Experiment 2: Analysis of data prior to noun onset. Results of dynamic GLMM for young adults (N=16), 177 trials, 59 items (verbs) and 175,584 observations.
| Fixed Effects | Estimate | SE | z-value | p-value |
| (Intercept) | −4.686 | 0.096 | −48.66 | <.0001 |
| AR(1) | 9.274 | 0.134 | 69.26 | <.0001 |
| Time | 0.188 | 0.013 | 13.84 | <.0001 |
| Condition (restrictive = 0.5; non-restrictive = −0.5) | 0.850 | 0.076 | 11.21 | <.0001 |
| Random Effects | Variance | Std.Dev. | Corr | |
| Trial (intercept) | 1.05E-09 | 3.24E-05 | ||
| Item (intercept) | 4.43E-02 | 2.11E-01 | ||
| Subject (intercept) | 1.20E-01 | 3.46E-01 | ||
| AR(1) slope | 2.39E-01 | 4.88E-01 | −0.71 | |
Bolded values indicate significance at p-value <.05.
Table A3.
Experiment 2: Analysis of data prior to noun onset. Results of dynamic GLMM for patients with amnesia (N=5) and healthy comparison participants (N=10), 177 trials, 59 items (verbs) and 636,492 observations.

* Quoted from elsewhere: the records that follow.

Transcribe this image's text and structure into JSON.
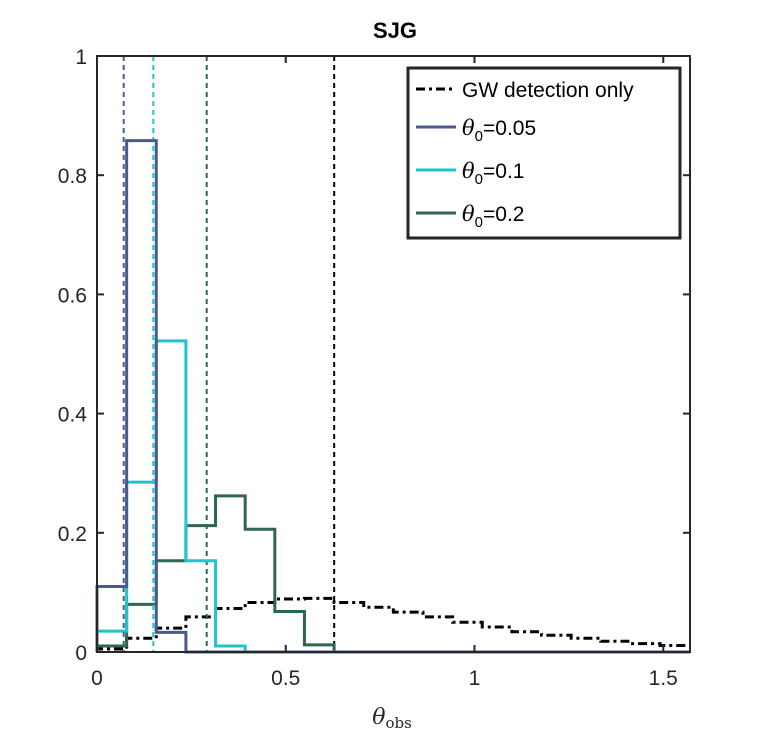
{
  "chart_data": {
    "type": "histogram",
    "title": "SJG",
    "xlabel": "θ",
    "xlabel_subscript": "obs",
    "ylabel": "",
    "xlim": [
      0,
      1.5708
    ],
    "ylim": [
      0,
      1
    ],
    "xticks": [
      0,
      0.5,
      1,
      1.5
    ],
    "xtick_labels": [
      "0",
      "0.5",
      "1",
      "1.5"
    ],
    "yticks": [
      0,
      0.2,
      0.4,
      0.6,
      0.8,
      1
    ],
    "ytick_labels": [
      "0",
      "0.2",
      "0.4",
      "0.6",
      "0.8",
      "1"
    ],
    "grid": false,
    "legend_position": "top-right",
    "bin_width": 0.0785,
    "series": [
      {
        "name": "GW detection only",
        "color": "#000000",
        "style": "dashdot",
        "values": [
          0.005,
          0.023,
          0.04,
          0.059,
          0.073,
          0.083,
          0.089,
          0.09,
          0.083,
          0.075,
          0.067,
          0.059,
          0.05,
          0.042,
          0.034,
          0.028,
          0.023,
          0.018,
          0.014,
          0.011
        ],
        "median_line": 0.6283
      },
      {
        "name_symbol": "θ",
        "name_sub": "0",
        "name_value": "=0.05",
        "color": "#4b5a8c",
        "style": "solid",
        "values": [
          0.11,
          0.858,
          0.033,
          0.0,
          0.0,
          0.0,
          0.0,
          0.0,
          0.0,
          0.0,
          0.0,
          0.0,
          0.0,
          0.0,
          0.0,
          0.0,
          0.0,
          0.0,
          0.0,
          0.0
        ],
        "median_line": 0.0707
      },
      {
        "name_symbol": "θ",
        "name_sub": "0",
        "name_value": "=0.1",
        "color": "#1fc4cc",
        "style": "solid",
        "values": [
          0.035,
          0.285,
          0.522,
          0.153,
          0.01,
          0.0,
          0.0,
          0.0,
          0.0,
          0.0,
          0.0,
          0.0,
          0.0,
          0.0,
          0.0,
          0.0,
          0.0,
          0.0,
          0.0,
          0.0
        ],
        "median_line": 0.1492
      },
      {
        "name_symbol": "θ",
        "name_sub": "0",
        "name_value": "=0.2",
        "color": "#2e6650",
        "style": "solid",
        "values": [
          0.01,
          0.08,
          0.153,
          0.212,
          0.262,
          0.206,
          0.068,
          0.012,
          0.0,
          0.0,
          0.0,
          0.0,
          0.0,
          0.0,
          0.0,
          0.0,
          0.0,
          0.0,
          0.0,
          0.0
        ],
        "median_line": 0.2906
      }
    ]
  }
}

| Fixed Effects | Estimate | SE | z-value | p-value |
| (Intercept) | −5.072 | 0.137 | −36.918 | <.0001 |
| Condition (restrictive = .5, non-restrictive = −.5) | 0.591 | 0.129 | 4.604 | <.0001 |
| Group (Amnesia = 0, Healthy Comparison = 1) | 0.055 | 0.119 | 0.459 | 0.646 |
| Test Block | 0.029 | 0.025 | 1.128 | 0.259 |
| AR(1) | 9.650 | 0.140 | 68.813 | <.0001 |
| time | 0.189 | 0.019 | 10.056 | <.0001 |
| Condition*Group | 0.250 | 0.145 | 1.727 | 0.084 |
| Condition*Test Block | 0.004 | 0.043 | 0.103 | 0.918 |
| Group*Test Block | 0.034 | 0.028 | 1.219 | 0.223 |
| Test Block*AR(1) | −0.073 | 0.027 | −2.687 | 0.007 |
| Test Block*time | 0.000 | 0.007 | −0.001 | 0.999 |
| Condition*Group*Test Block | −0.046 | 0.053 | −0.882 | 0.378 |
| Random Effects | Variance | Std.Dev. | Corr | |
| Trial (intercept) | 0.004 | 0.059 | ||
| Test Block (slope) | 0.001 | 0.035 | −0.59 | |
| Item (intercept) | 0.032 | 0.179 | ||
| Participant (intercept) | 0.150 | 0.388 | ||
| Test Block (slope) | 0.000 | 0.020 | −0.71 | |
| AR(1) (slope) | 0.213 | 0.462 | −0.90 | 0.33 |
Bolded values indicate significance at p-value <.05.
Footnotes
An initial analysis of the data from Experiments 1 and 2 were presented in Klooster (2016).
Average click accuracy in Experiment 2 was slightly lower in the Amnesia group, due to more click errors in the two HSE patients, 1951 (94% correct) and 2308 (78% correct); accuracy was high in the anoxic patients, 1846 (100%), 2363 (99%), 2563 (99.7%). The HSE patients have little computer experience and sometimes have difficulty manipulating the mouse (87% of 2308’s errors were due to clicking the bottom right corner of the screen). We report the click data for completeness; our planned analyses focus on the on-line measures of language understanding, rather than the clicks.